Puisque
Flaubert se serait écrié "La Bovary, c'est moi !", pourquoi
Isabelle Flaten ne s'emparerait-elle pas de Charles qui lui, n'est pas Gustave ? Opérant ainsi par la même occasion un malicieux clin d'oeil à toutes les théories du genre et autres polémiques en vogue (un petit trait qui pointait déjà à la lecture de
Triste boomer, son savoureux précédent roman). C'est la liberté suprême de l'écrivain, celle de la littérature tout entière en fait.
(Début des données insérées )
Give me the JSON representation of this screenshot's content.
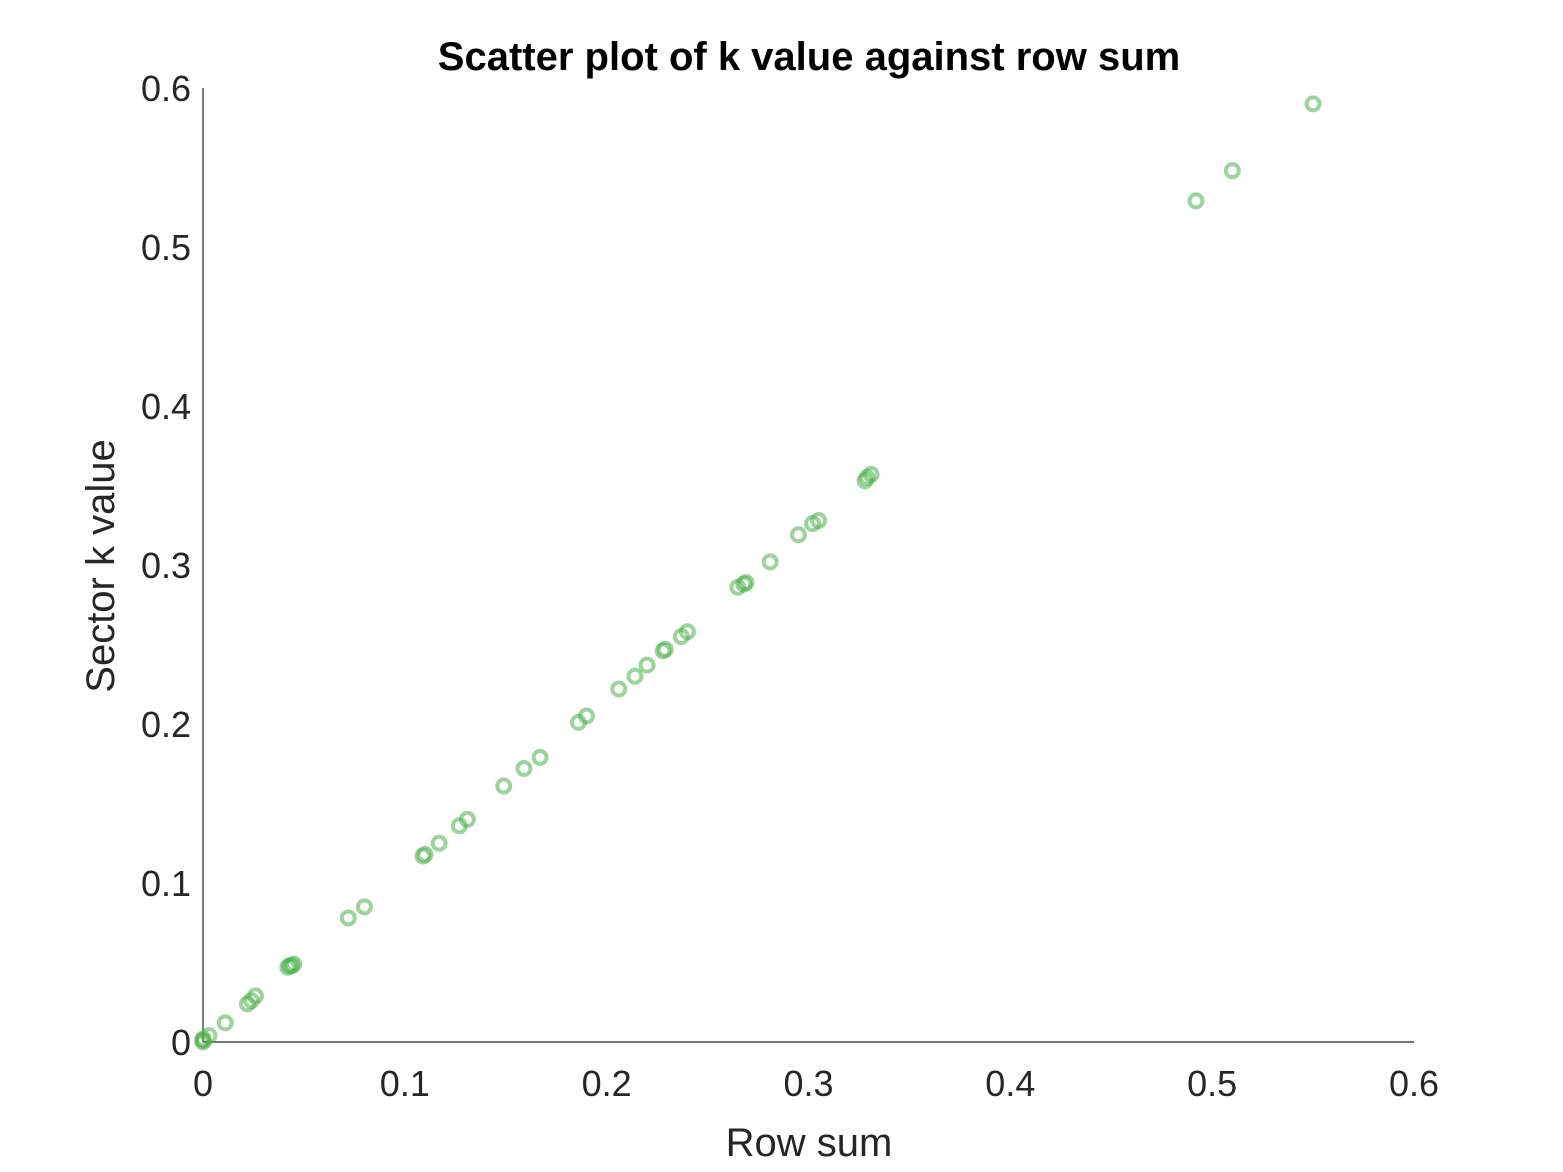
{
  "chart_data": {
    "type": "scatter",
    "title": "Scatter plot of k value against row sum",
    "xlabel": "Row sum",
    "ylabel": "Sector k value",
    "xlim": [
      0,
      0.6
    ],
    "ylim": [
      0,
      0.6
    ],
    "xticks": [
      0,
      0.1,
      0.2,
      0.3,
      0.4,
      0.5,
      0.6
    ],
    "yticks": [
      0,
      0.1,
      0.2,
      0.3,
      0.4,
      0.5,
      0.6
    ],
    "xtick_labels": [
      "0",
      "0.1",
      "0.2",
      "0.3",
      "0.4",
      "0.5",
      "0.6"
    ],
    "ytick_labels": [
      "0",
      "0.1",
      "0.2",
      "0.3",
      "0.4",
      "0.5",
      "0.6"
    ],
    "grid": false,
    "marker": "open-circle",
    "color": "#4daf4a",
    "series": [
      {
        "x": [
          0.0,
          0.0,
          0.0,
          0.003,
          0.011,
          0.022,
          0.024,
          0.026,
          0.042,
          0.043,
          0.044,
          0.045,
          0.072,
          0.08,
          0.109,
          0.11,
          0.117,
          0.127,
          0.131,
          0.149,
          0.159,
          0.167,
          0.186,
          0.19,
          0.206,
          0.214,
          0.22,
          0.228,
          0.229,
          0.237,
          0.24,
          0.265,
          0.268,
          0.269,
          0.281,
          0.295,
          0.302,
          0.305,
          0.328,
          0.329,
          0.331,
          0.492,
          0.51,
          0.55
        ],
        "y": [
          0.0,
          0.001,
          0.002,
          0.004,
          0.012,
          0.024,
          0.026,
          0.029,
          0.047,
          0.048,
          0.048,
          0.049,
          0.078,
          0.085,
          0.117,
          0.118,
          0.125,
          0.136,
          0.14,
          0.161,
          0.172,
          0.179,
          0.201,
          0.205,
          0.222,
          0.23,
          0.237,
          0.246,
          0.247,
          0.255,
          0.258,
          0.286,
          0.288,
          0.289,
          0.302,
          0.319,
          0.326,
          0.328,
          0.353,
          0.355,
          0.357,
          0.529,
          0.548,
          0.59
        ]
      }
    ]
  }
}
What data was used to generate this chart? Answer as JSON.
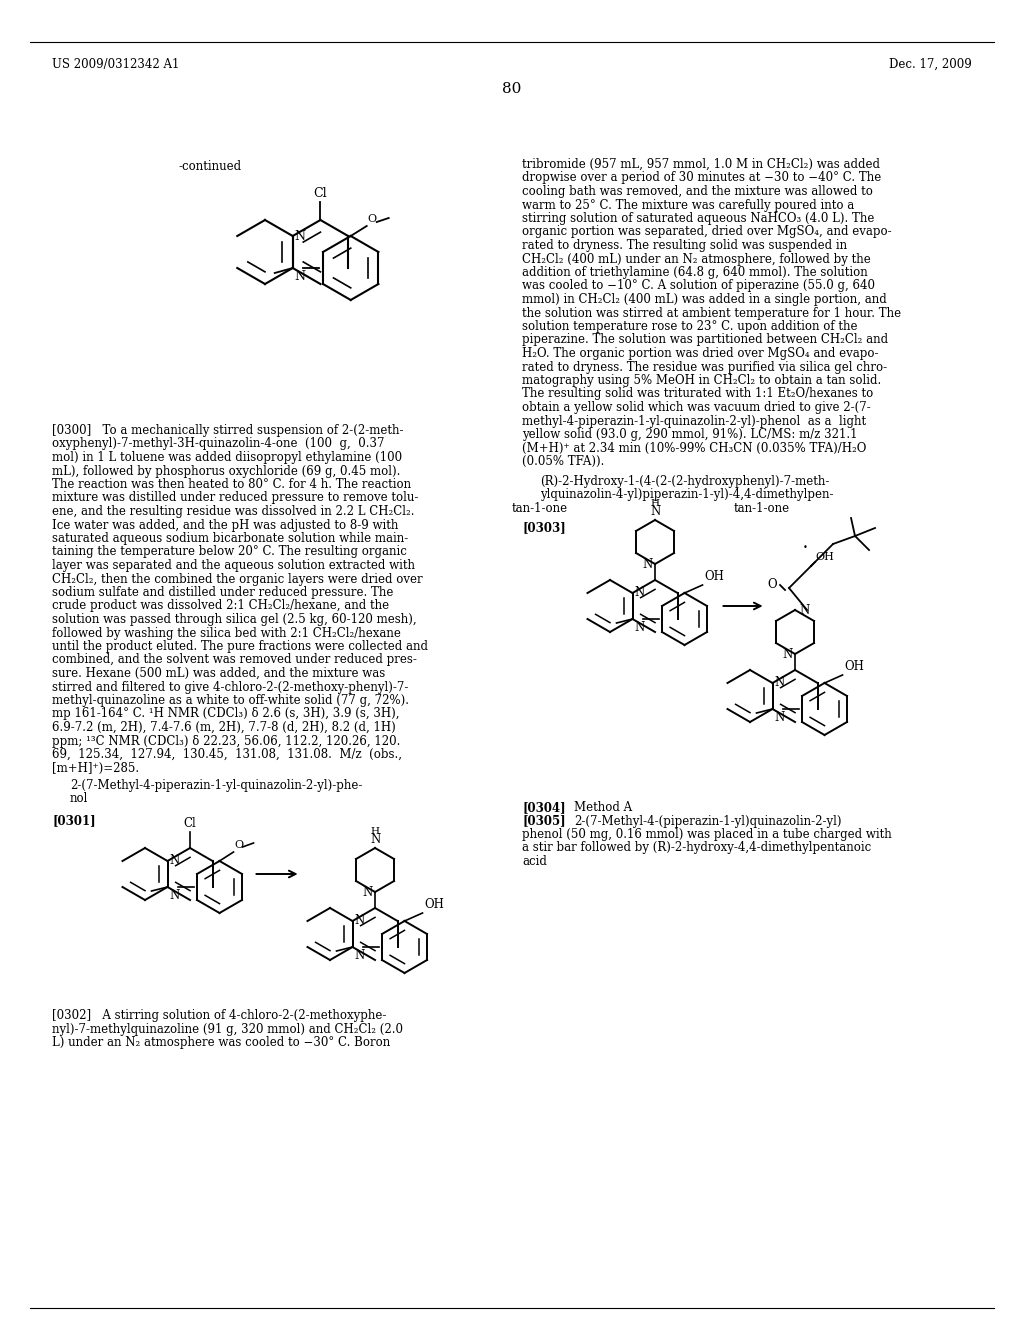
{
  "bg": "#ffffff",
  "header_left": "US 2009/0312342 A1",
  "header_right": "Dec. 17, 2009",
  "page_num": "80"
}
Quel lecteur n'a pas rêvé de retoucher un peu une histoire, de changer la fin ou d'en savoir plus sur un personnage trop peu développé à son goût ? L'exercice auquel se livre
Isabelle Flaten n'est pas une réécriture mais plutôt un changement d'angle ; là où
Flaubert précipitait son lecteur dans les pensées (torturées) d'Emma, l'autrice entreprend d'éclairer celles de Charles peu épargné par Gustave à l'époque, comme la majeure partie de la joyeuse compagnie provinciale qu'il se faisait un plaisir d'égratigner. Ce n'est pas non plus une entreprise de réhabilitation, juste peut-être un désir né d'une compassion envers cet homme sous influence depuis son plus jeune âge et que l'autrice nous présente comme un individu épris de simplicité, d'harmonie et de tranquillité. Couvé par une mère aigrie par sa propre expérience matrimoniale, marié presque de force à une femme bien plus âgée que lui, poussé à la médecine par des ambitions qui ne sont pas les siennes, sa rencontre avec la jeune Emma lui fait entrevoir une perspective inédite de bonheur et sans doute de maîtrise. La suite, on la connaît si on a lu
Flaubert mais on ne sait rien des sentiments qui traversent cet homme qui peut passer pour faible comme souvent les gentils.
L'écriture d'
Isabelle Flaten, sa façon de manier la langue que j'avais déjà particulièrement appréciée dans
Adelphe réussissent non seulement à faire de cette lecture un vrai plaisir - qui peut donner envie de lire ou relire
Madame Bovary - mais également à chasser toute tentation de comparaison. Il y a du rythme, de la verve, elle tresse habilement les éléments assimilés du roman de
Flaubert notamment les traits de caractère de Charles, cette tendance à s'en remettre au destin, tout en élargissant la focale et en épaississant son personnage. le bonhomme absorbe les chocs, pense parfois à se rebeller et sous la plume empathique de l'autrice entrevoit même la possibilité que l'histoire racontée par
Flaubert n'ait pas tout à voir avec la réalité. Ultime pirouette née du pouvoir suprême de la plume, à condition qu'elle soit de qualité, et c'est bien le cas ici.